Kepler put into sleep mode as telescope's pointing performance degrades
NASA's Kepler team has received data showing that the spacecraft's ability to point precisely has degraded. In order to preserve high-value science data collected during its latest observation campaign, the Kepler team has placed the spacecraft in a stable, no-fuel-use sleep mode.
During Kepler's allotted Deep Space Network time, scheduled to begin October 10, the Kepler team will "wake up" the spacecraft and direct it to point its large antenna back to Earth and transmit the science data home. Due to uncertainties about the remaining available fuel, there is no guarantee that NASA will be able to download the science data.

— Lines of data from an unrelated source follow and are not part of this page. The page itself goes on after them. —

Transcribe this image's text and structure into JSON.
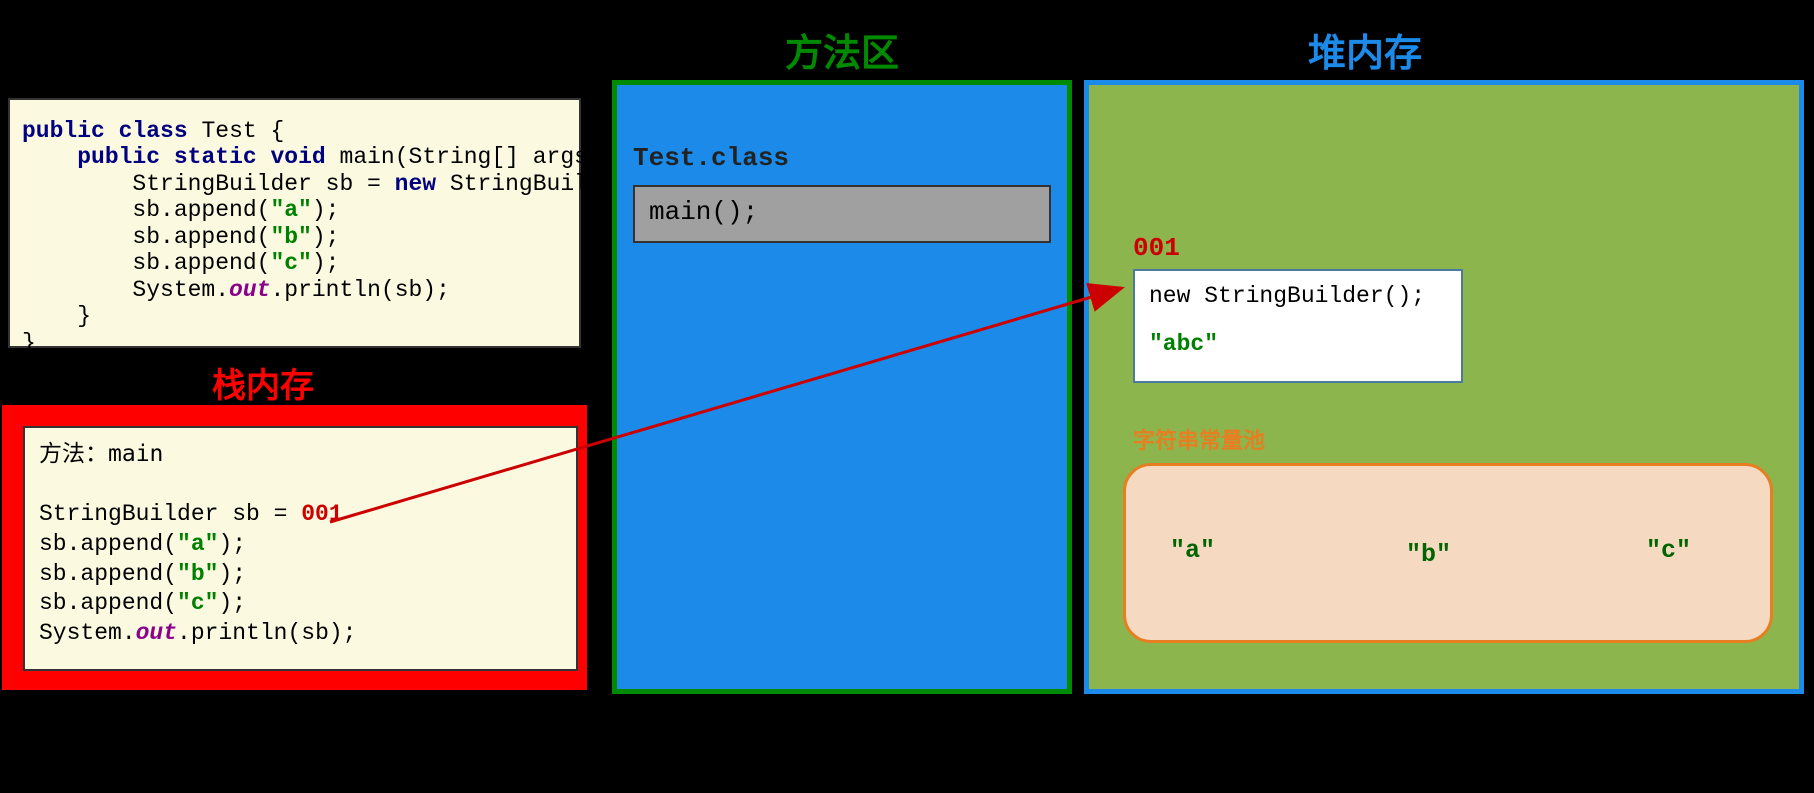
{
  "labels": {
    "method_area": "方法区",
    "heap": "堆内存",
    "stack": "栈内存",
    "string_pool": "字符串常量池"
  },
  "code": {
    "l1_kw1": "public",
    "l1_kw2": "class",
    "l1_rest": " Test {",
    "l2_kw1": "public",
    "l2_kw2": "static",
    "l2_kw3": "void",
    "l2_rest": " main(String[] args) {",
    "l3_a": "        StringBuilder sb = ",
    "l3_kw": "new",
    "l3_b": " StringBuilder();",
    "l4_a": "        sb.append(",
    "l4_s": "\"a\"",
    "l4_b": ");",
    "l5_a": "        sb.append(",
    "l5_s": "\"b\"",
    "l5_b": ");",
    "l6_a": "        sb.append(",
    "l6_s": "\"c\"",
    "l6_b": ");",
    "l7_a": "        System.",
    "l7_out": "out",
    "l7_b": ".println(sb);",
    "l8": "    }",
    "l9": "}"
  },
  "stack": {
    "l1_a": "方法：",
    "l1_b": "main",
    "l3_a": "StringBuilder sb = ",
    "l3_addr": "001",
    "l4_a": "sb.append(",
    "l4_s": "\"a\"",
    "l4_b": ");",
    "l5_a": "sb.append(",
    "l5_s": "\"b\"",
    "l5_b": ");",
    "l6_a": "sb.append(",
    "l6_s": "\"c\"",
    "l6_b": ");",
    "l7_a": "System.",
    "l7_out": "out",
    "l7_b": ".println(sb);"
  },
  "method": {
    "class_label": "Test.class",
    "main_label": "main();"
  },
  "heap": {
    "addr": "001",
    "obj_line1": "new StringBuilder();",
    "obj_value": "\"abc\"",
    "pool": {
      "a": "\"a\"",
      "b": "\"b\"",
      "c": "\"c\""
    }
  }
}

If successful the Kepler team will attempt to start the next observing campaign with the remaining fuel.
NASA anticipates that the spacecraft will soon run out of fuel, but it remains unclear how much remains. NASA's goal is to collect and downlink as much science data as possible while the spacecraft remains viable.

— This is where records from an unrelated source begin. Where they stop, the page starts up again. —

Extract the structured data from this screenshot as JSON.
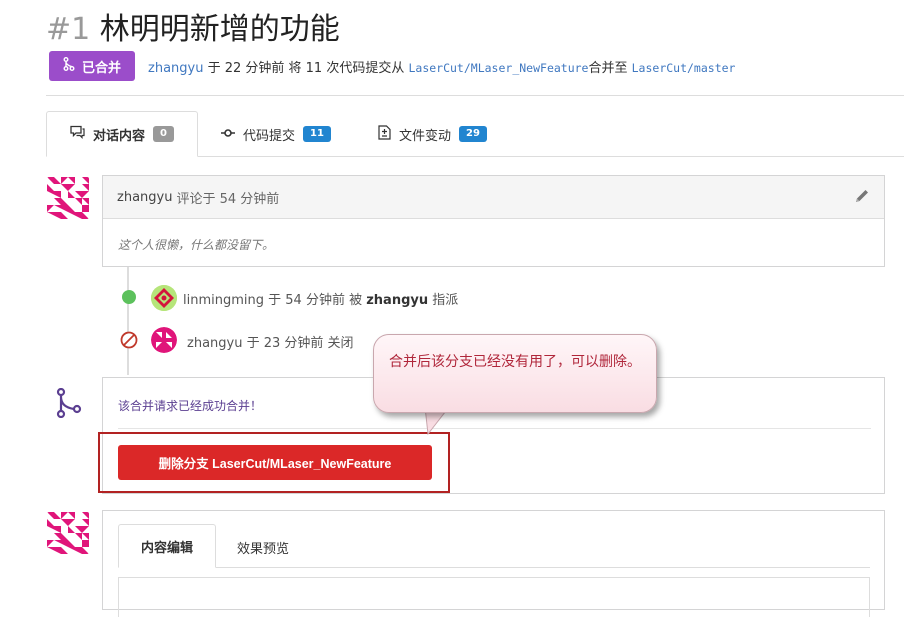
{
  "pr": {
    "number": "#1",
    "title": "林明明新增的功能",
    "status_label": "已合并",
    "author": "zhangyu",
    "meta_part1": " 于 22 分钟前 将 11 次代码提交从 ",
    "source_branch": "LaserCut/MLaser_NewFeature",
    "meta_part2": "合并至 ",
    "target_branch": "LaserCut/master"
  },
  "tabs": [
    {
      "label": "对话内容",
      "count": "0",
      "icon": "comment-icon"
    },
    {
      "label": "代码提交",
      "count": "11",
      "icon": "commit-icon"
    },
    {
      "label": "文件变动",
      "count": "29",
      "icon": "file-diff-icon"
    }
  ],
  "comment": {
    "author": "zhangyu",
    "time": "评论于 54 分钟前",
    "body": "这个人很懒，什么都没留下。",
    "edit_icon": "pencil-icon"
  },
  "events": [
    {
      "actor": "linmingming",
      "text1": " 于 54 分钟前 被 ",
      "assigner": "zhangyu",
      "text2": " 指派"
    },
    {
      "actor": "zhangyu",
      "text1": " 于 23 分钟前 关闭",
      "assigner": "",
      "text2": ""
    }
  ],
  "merge": {
    "message": "该合并请求已经成功合并！",
    "delete_button": "删除分支 LaserCut/MLaser_NewFeature",
    "icon": "merge-icon"
  },
  "callout": {
    "text": "合并后该分支已经没有用了，可以删除。"
  },
  "editor": {
    "tab_edit": "内容编辑",
    "tab_preview": "效果预览"
  },
  "colors": {
    "merged_purple": "#9b4dca",
    "link_blue": "#4078c0",
    "count_blue": "#2185d0",
    "delete_red": "#db2828",
    "open_green": "#5cc15c",
    "closed_red": "#c0392b"
  }
}
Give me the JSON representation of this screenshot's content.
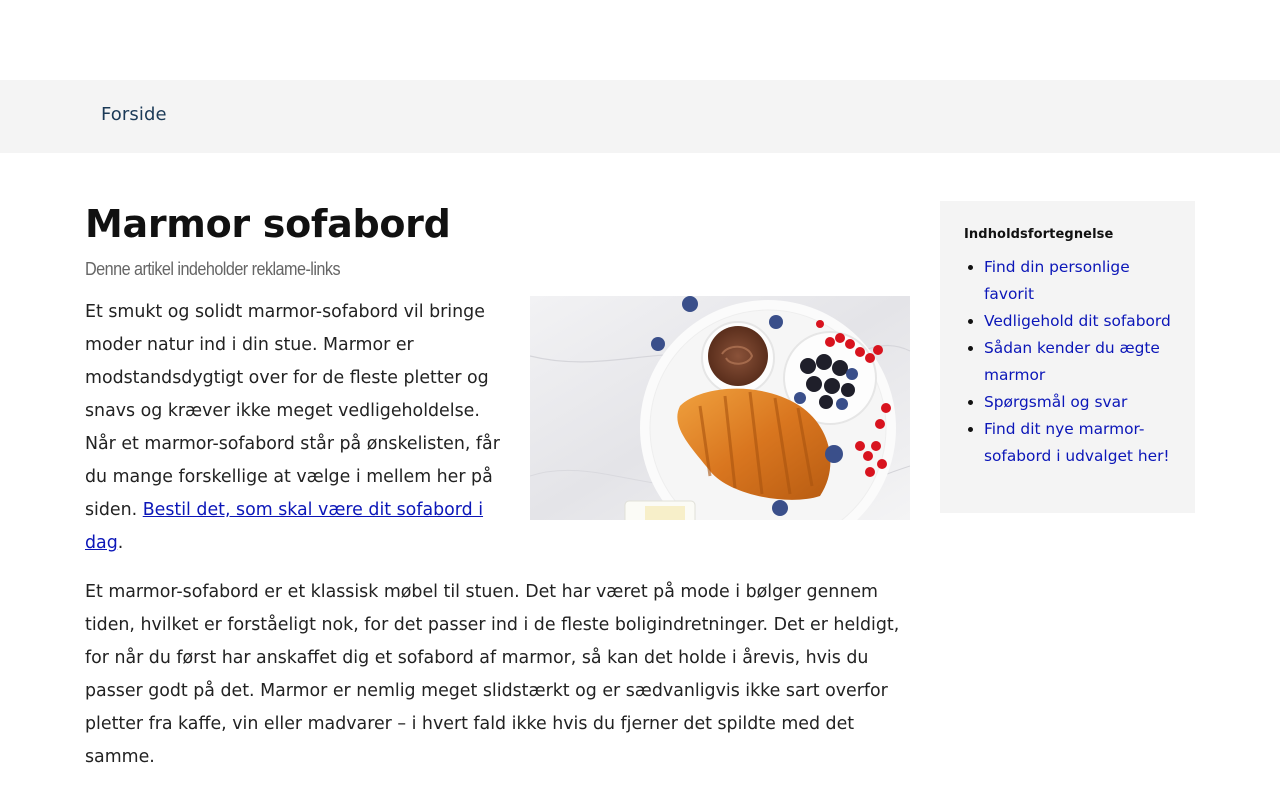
{
  "nav": {
    "home_label": "Forside"
  },
  "article": {
    "title": "Marmor sofabord",
    "ad_note": "Denne artikel indeholder reklame-links",
    "intro_text": "Et smukt og solidt marmor-sofabord vil bringe moder natur ind i din stue. Marmor er modstandsdygtigt over for de fleste pletter og snavs og kræver ikke meget vedligeholdelse. Når et marmor-sofabord står på ønskelisten, får du mange forskellige at vælge i mellem her på siden.",
    "intro_link": "Bestil det, som skal være dit sofabord i dag",
    "intro_end": ".",
    "paragraph2": "Et marmor-sofabord er et klassisk møbel til stuen. Det har været på mode i bølger gennem tiden, hvilket er forståeligt nok, for det passer ind i de fleste boligindretninger. Det er heldigt, for når du først har anskaffet dig et sofabord af marmor, så kan det holde i årevis, hvis du passer godt på det. Marmor er nemlig meget slidstærkt og er sædvanligvis ikke sart overfor pletter fra kaffe, vin eller madvarer – i hvert fald ikke hvis du fjerner det spildte med det samme."
  },
  "toc": {
    "title": "Indholdsfortegnelse",
    "items": [
      {
        "label": "Find din personlige favorit"
      },
      {
        "label": "Vedligehold dit sofabord"
      },
      {
        "label": "Sådan kender du ægte marmor"
      },
      {
        "label": "Spørgsmål og svar"
      },
      {
        "label": "Find dit nye marmor-sofabord i udvalget her!"
      }
    ]
  },
  "colors": {
    "link": "#0b16b8",
    "nav_bg": "#f4f4f4",
    "nav_text": "#1b3a57",
    "toc_bg": "#f4f4f4"
  }
}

Kepler's latest observing campaign, Campaign 19, started on August 29 after the spacecraft's configuration had been modified in order to adapt to a change in thruster performance. Over the following 27 days, Kepler observed more than 30,000 stars and galaxies in the constellation of Aquarius. The stars included dozens of known and suspected exoplanet systems—including the well-known TRAPPIST-1 system with its seven Earth-sized planets.
As engineers work to preserve the data stored onboard the spacecraft, scientists are continuing to mine existing data already on the ground. A recent notable find is Wolf 503b, a nearby super-Earth-size planet orbiting a bright star. At approximately twice the size of Earth, Wolf 503b is representative of the most common size of planet Kepler found in the galaxy. However, since there are no planets this size in our own solar system, we have a lot left to learn about planets this size. Since Wolf 503b is nearby and orbits a bright star, it is particularly well suited for subsequent observations with other telescopes that promise to help unravel the mysteries of what planets this size are like.
Launched in March 2009, NASA's first planet-hunter has confirmed more than 2,600 planets beyond the solar system.